Compartilhe nosso conteúdo

Grupos de indivíduos e mútuas influências

Grupos de indivíduos

Weverton Duarte Araújo

Por que nos agrupamos, formamos famílias, turmas, clubes, sociedades? De Freud podemos auferir a ideia de que somos todos vítimas do narcisismo, que em princípio nos leva a odiar o outro, posto que esse outro é marcantemente diferente de nós e está lá, a nos apontar sempre essa diferença como ameaça ao que julgamos mais belo, mais perfeito, ou seja, nós mesmos.
A motivação para nos unirmos a outros humanos, de modo a permitir o surgimento de um grupo, é tratada no Cap. VI do escrito “Psicologia de Grupo e a análise do Ego”, onde Freud evoca Schopenhauer e sua célebre história dos porcos-espinhos, que por necessidade de calor se aproximam uns dos outros a ponto de se ferirem mutuamente, mas se afastam e se aproximam novamente até encontrarem o ponto de equilíbrio, onde se aquecem mutuamente sem se ferirem.

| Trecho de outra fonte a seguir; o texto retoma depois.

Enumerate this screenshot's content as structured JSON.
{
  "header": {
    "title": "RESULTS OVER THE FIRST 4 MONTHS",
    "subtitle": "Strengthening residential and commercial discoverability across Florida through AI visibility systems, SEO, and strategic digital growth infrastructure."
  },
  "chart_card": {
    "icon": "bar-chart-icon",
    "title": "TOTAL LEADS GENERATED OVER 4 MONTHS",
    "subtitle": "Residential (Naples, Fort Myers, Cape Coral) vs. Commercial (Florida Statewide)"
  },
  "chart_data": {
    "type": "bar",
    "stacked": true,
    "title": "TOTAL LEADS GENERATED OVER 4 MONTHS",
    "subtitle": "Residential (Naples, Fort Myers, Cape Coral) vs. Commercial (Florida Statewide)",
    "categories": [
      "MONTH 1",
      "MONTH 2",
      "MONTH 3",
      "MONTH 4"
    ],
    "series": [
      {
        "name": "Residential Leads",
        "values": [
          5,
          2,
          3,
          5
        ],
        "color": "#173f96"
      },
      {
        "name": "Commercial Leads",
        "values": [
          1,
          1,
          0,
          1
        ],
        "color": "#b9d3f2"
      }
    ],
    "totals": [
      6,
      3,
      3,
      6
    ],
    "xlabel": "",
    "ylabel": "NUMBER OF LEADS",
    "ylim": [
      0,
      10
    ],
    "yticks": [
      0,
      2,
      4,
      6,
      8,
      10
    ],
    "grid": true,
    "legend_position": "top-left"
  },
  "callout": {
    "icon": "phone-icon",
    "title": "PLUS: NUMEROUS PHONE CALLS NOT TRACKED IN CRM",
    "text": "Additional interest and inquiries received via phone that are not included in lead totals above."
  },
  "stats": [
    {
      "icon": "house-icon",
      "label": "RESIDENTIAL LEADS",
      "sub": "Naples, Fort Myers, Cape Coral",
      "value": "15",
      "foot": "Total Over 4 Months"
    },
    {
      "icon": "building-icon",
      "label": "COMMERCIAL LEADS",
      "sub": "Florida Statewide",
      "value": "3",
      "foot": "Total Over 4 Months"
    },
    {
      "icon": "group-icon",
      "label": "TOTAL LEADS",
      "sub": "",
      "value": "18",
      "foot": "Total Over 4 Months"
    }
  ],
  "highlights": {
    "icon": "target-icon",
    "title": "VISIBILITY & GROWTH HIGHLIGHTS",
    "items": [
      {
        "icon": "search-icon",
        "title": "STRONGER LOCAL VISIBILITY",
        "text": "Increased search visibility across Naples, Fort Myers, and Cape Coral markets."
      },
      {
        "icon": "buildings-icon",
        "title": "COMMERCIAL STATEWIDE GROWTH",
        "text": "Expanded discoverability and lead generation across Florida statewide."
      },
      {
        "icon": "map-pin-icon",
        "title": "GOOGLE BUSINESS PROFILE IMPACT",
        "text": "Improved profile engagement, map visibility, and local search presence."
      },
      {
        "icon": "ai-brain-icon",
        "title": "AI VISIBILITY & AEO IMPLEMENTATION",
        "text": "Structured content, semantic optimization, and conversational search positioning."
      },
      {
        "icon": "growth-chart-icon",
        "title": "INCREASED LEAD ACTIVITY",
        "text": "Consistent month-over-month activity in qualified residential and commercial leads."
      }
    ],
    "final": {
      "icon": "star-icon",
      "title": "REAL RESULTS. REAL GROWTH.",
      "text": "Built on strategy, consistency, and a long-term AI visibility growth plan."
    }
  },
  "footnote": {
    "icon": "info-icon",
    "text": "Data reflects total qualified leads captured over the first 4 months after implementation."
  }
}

Daí a noção de que também nós, humanos, só refreamos o nosso narcisismo em função de uma necessidade tão importante quanto a que ele protege, ou seja, a preservação da vida. A única barreira do amor por si mesmo seria pois, o amor pelo outro, ou amor objetal.

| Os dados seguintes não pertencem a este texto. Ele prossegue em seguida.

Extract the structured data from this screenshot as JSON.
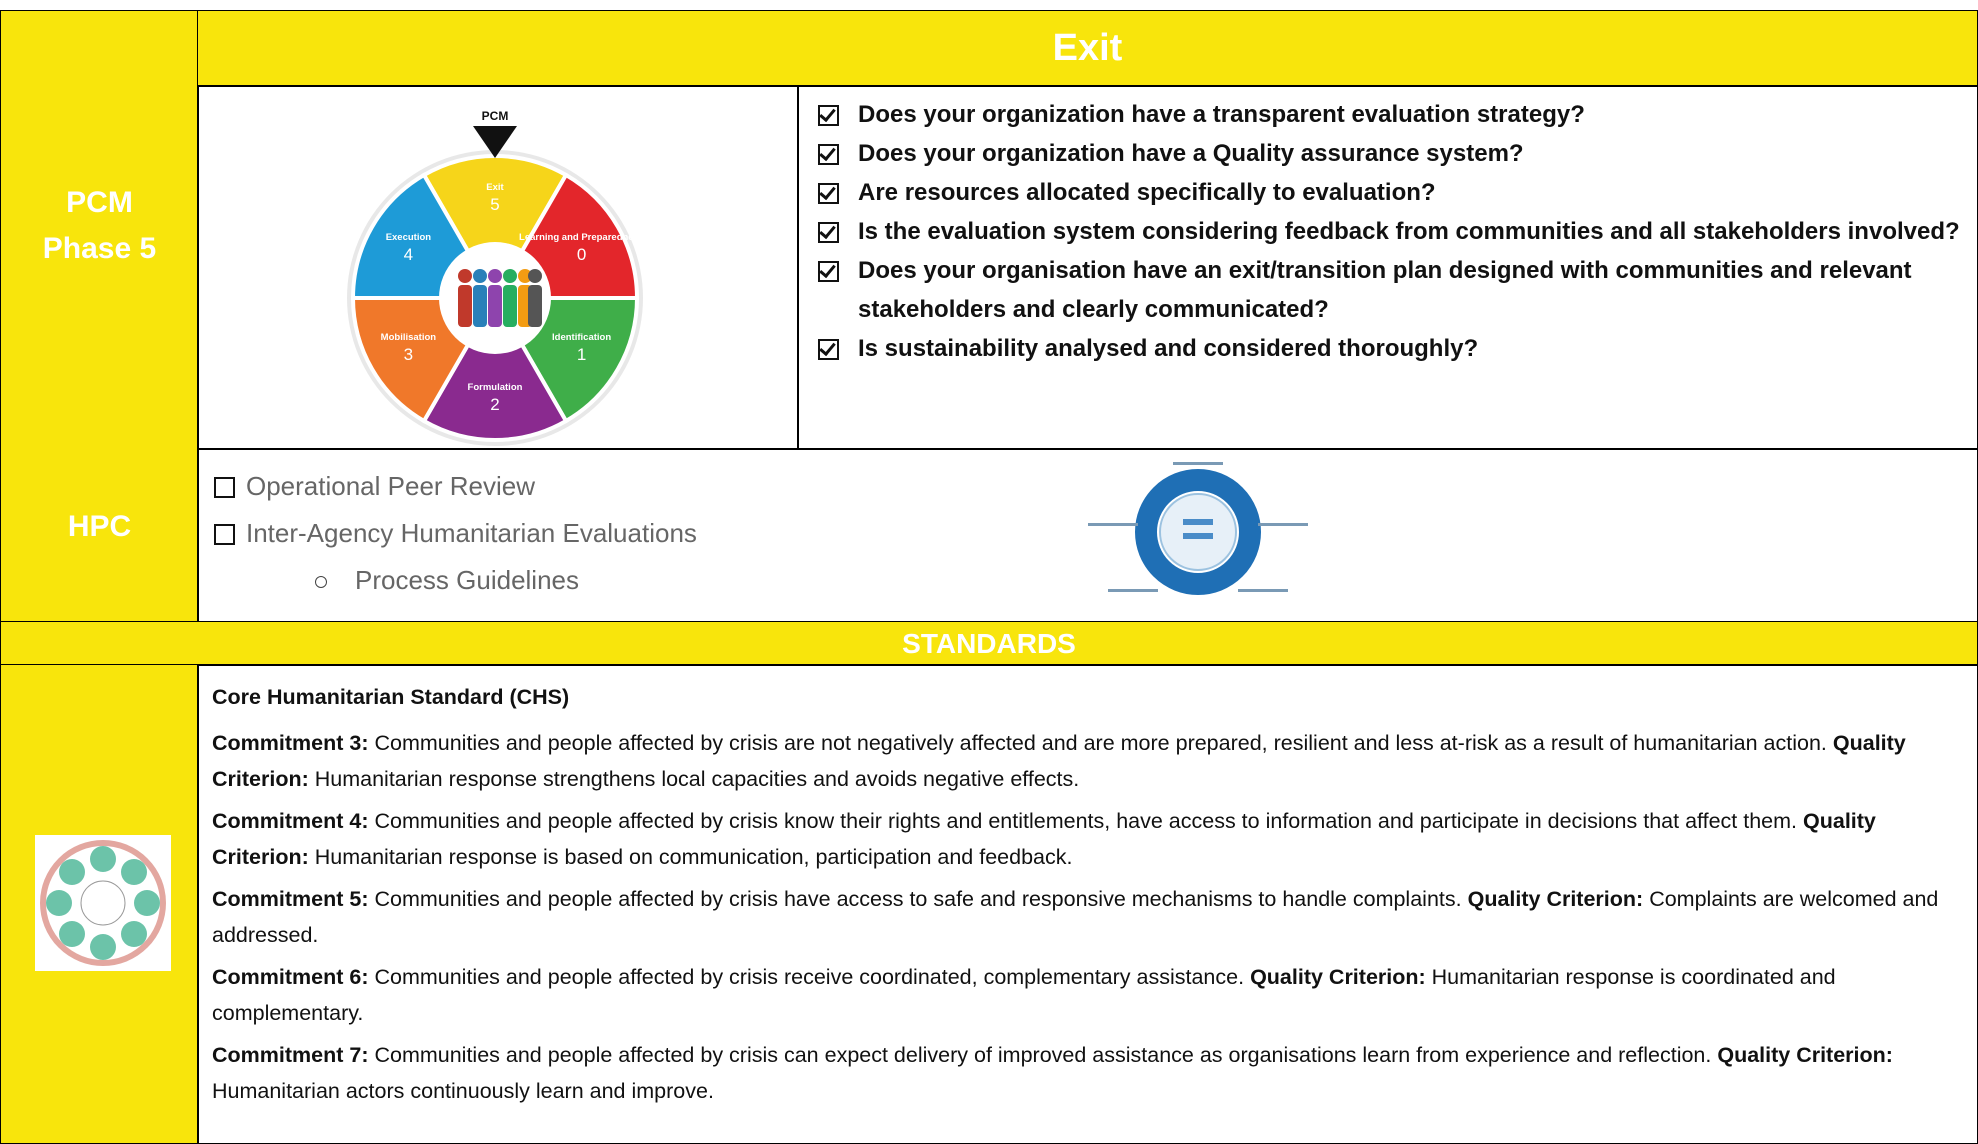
{
  "header": {
    "title": "Exit",
    "left_label": [
      "PCM",
      "Phase 5"
    ]
  },
  "pcm_wheel": {
    "pointer": "PCM",
    "segments": [
      {
        "name": "Exit",
        "number": "5"
      },
      {
        "name": "Learning and Preparedness",
        "number": "0"
      },
      {
        "name": "Identification",
        "number": "1"
      },
      {
        "name": "Formulation",
        "number": "2"
      },
      {
        "name": "Mobilisation",
        "number": "3"
      },
      {
        "name": "Execution",
        "number": "4"
      }
    ]
  },
  "questions": [
    "Does your organization have a transparent evaluation strategy?",
    "Does your organization have a Quality assurance system?",
    "Are resources allocated specifically to evaluation?",
    "Is the evaluation system considering feedback from communities and all stakeholders involved?",
    "Does your organisation have an exit/transition plan designed with communities and relevant stakeholders and clearly communicated?",
    "Is sustainability analysed and considered thoroughly?"
  ],
  "hpc": {
    "label": "HPC",
    "items": [
      "Operational Peer Review",
      "Inter-Agency Humanitarian Evaluations"
    ],
    "sub_items": [
      "Process Guidelines"
    ]
  },
  "standards": {
    "title": "STANDARDS",
    "heading": "Core Humanitarian Standard (CHS)",
    "commitments": [
      {
        "label": "Commitment 3:",
        "text": "Communities and people affected by crisis are not negatively affected and are more prepared, resilient and less at-risk as a result of humanitarian action.",
        "criterion_label": "Quality Criterion:",
        "criterion_text": "Humanitarian response strengthens local capacities and avoids negative effects."
      },
      {
        "label": "Commitment 4:",
        "text": "Communities and people affected by crisis know their rights and entitlements, have access to information and participate in decisions that affect them.",
        "criterion_label": "Quality Criterion:",
        "criterion_text": "Humanitarian response is based on communication, participation and feedback."
      },
      {
        "label": "Commitment 5:",
        "text": "Communities and people affected by crisis have access to safe and responsive mechanisms to handle complaints.",
        "criterion_label": "Quality Criterion:",
        "criterion_text": "Complaints are welcomed and addressed."
      },
      {
        "label": "Commitment 6:",
        "text": "Communities and people affected by crisis receive coordinated, complementary assistance.",
        "criterion_label": "Quality Criterion:",
        "criterion_text": "Humanitarian response is coordinated and complementary."
      },
      {
        "label": "Commitment 7:",
        "text": "Communities and people affected by crisis can expect delivery of improved assistance as organisations learn from experience and reflection.",
        "criterion_label": "Quality Criterion:",
        "criterion_text": "Humanitarian actors continuously learn and improve."
      }
    ]
  }
}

Há que se pensar seriamente então, a respeito do conceito de amor, já que a relação de sujeito e objeto frequentemente associada a ele, pode não ser exatamente adequada ao que habita o ideário popular como conceito de amor. Nos agrupamos por afinidade, por apego (amor) ao que o outro pode nos oferecer para suprir nossos desejos e necessidades. Assim, como os porcos-espinhos, tanto damos quanto recebemos ao fazermos parte de um grupo, onde aprendemos a suportar os espinhos pontiagudos do narcisismo de nossos semelhantes para não morrermos do frio da solidão.

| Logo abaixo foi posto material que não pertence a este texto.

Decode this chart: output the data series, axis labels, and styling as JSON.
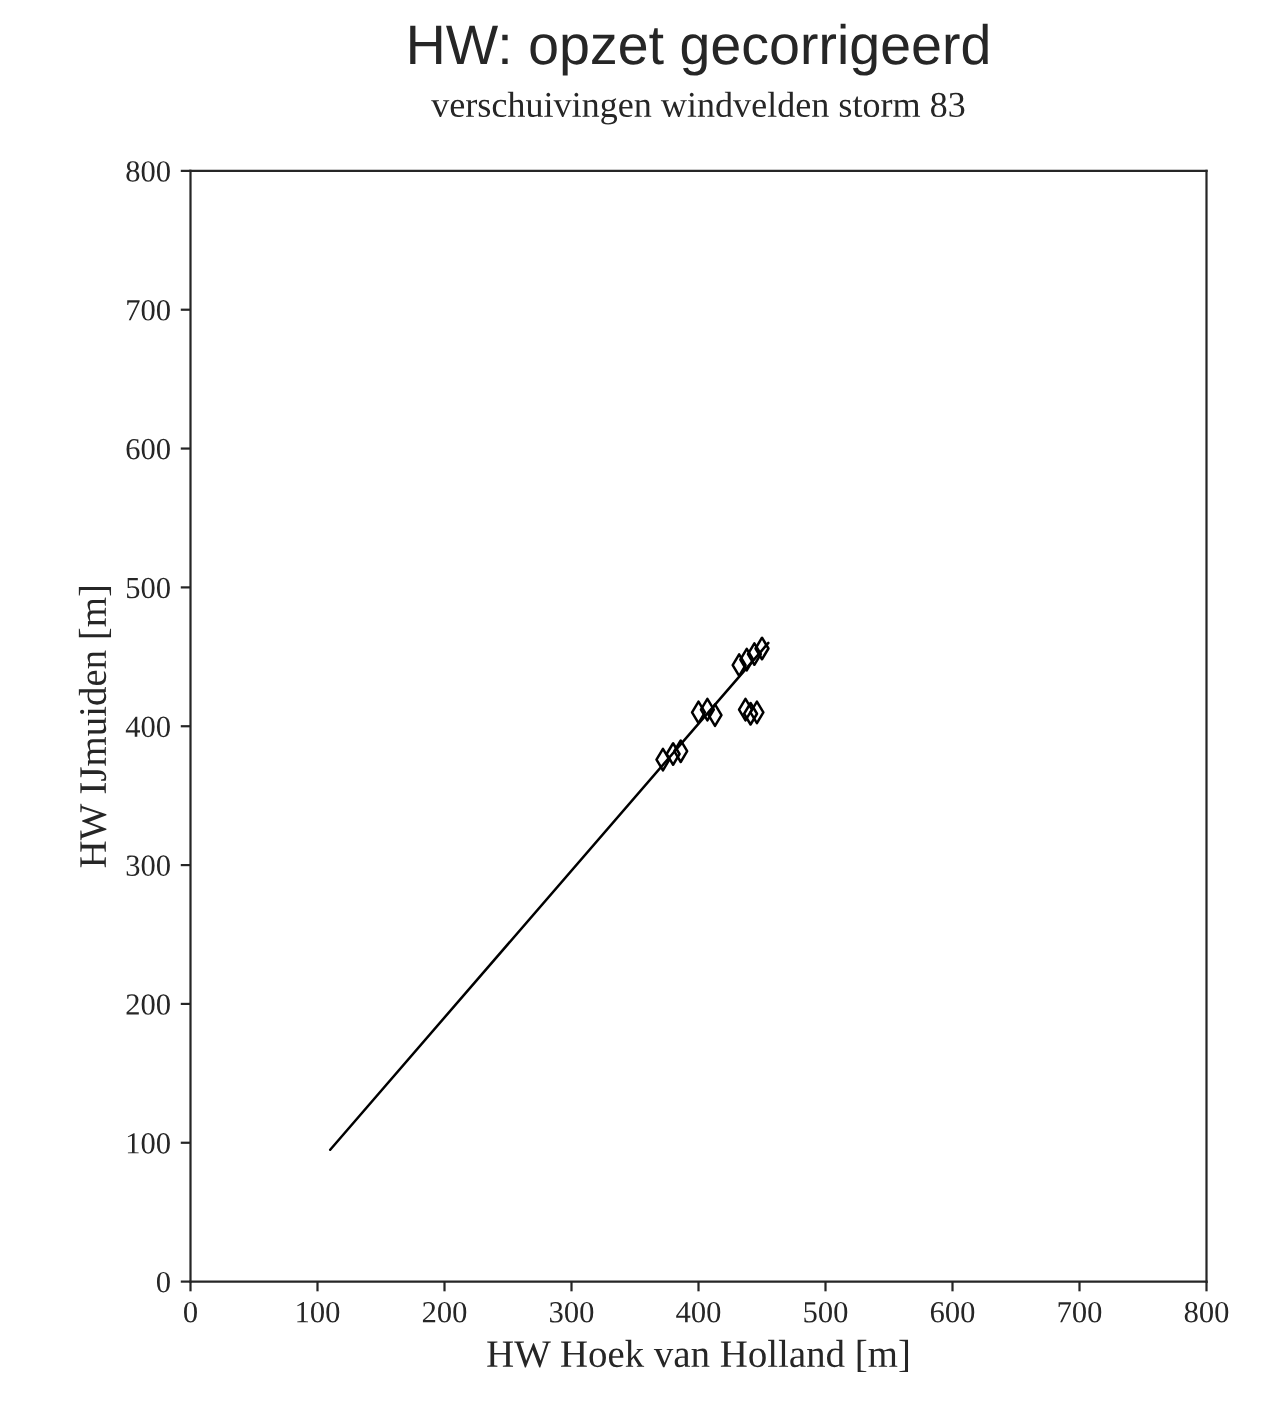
{
  "chart_data": {
    "type": "scatter",
    "title": "HW: opzet gecorrigeerd",
    "subtitle": "verschuivingen windvelden storm 83",
    "xlabel": "HW Hoek van Holland [m]",
    "ylabel": "HW IJmuiden [m]",
    "series": [
      {
        "color": "#000000",
        "marker": "diamond",
        "x": [
          372,
          380,
          386,
          400,
          407,
          413,
          437,
          441,
          446,
          432,
          438,
          444,
          450
        ],
        "values": [
          376,
          380,
          382,
          410,
          412,
          408,
          412,
          409,
          410,
          444,
          448,
          452,
          456
        ]
      },
      {
        "type": "line",
        "color": "#000000",
        "marker": "none",
        "x": [
          110,
          455
        ],
        "values": [
          95,
          460
        ]
      }
    ],
    "xlim": [
      0,
      800
    ],
    "ylim": [
      0,
      800
    ],
    "xticks": [
      0,
      100,
      200,
      300,
      400,
      500,
      600,
      700,
      800
    ],
    "yticks": [
      0,
      100,
      200,
      300,
      400,
      500,
      600,
      700,
      800
    ],
    "grid": false
  }
}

O casamento e o consequente agrupamento familiar, com suas inúmeras formatações observadas atualmente, talvez seja a forma mais comum e frequente de as pessoas se agruparem. É fácil entender os motivos dessa tendência, que se pode justificar primeiramente pela necessidade de preservação da espécie, não obstante esse aspecto pareça ter perdido a primazia em favor de outros, de cunho social e econômico, uma vez que a família, como "célula mater" da sociedade, agindo como  multiplicadora de ideologias  políticas e religiosas, possibilita assim a perpetuação, não apenas de pessoas, mas de Estados e dinastias.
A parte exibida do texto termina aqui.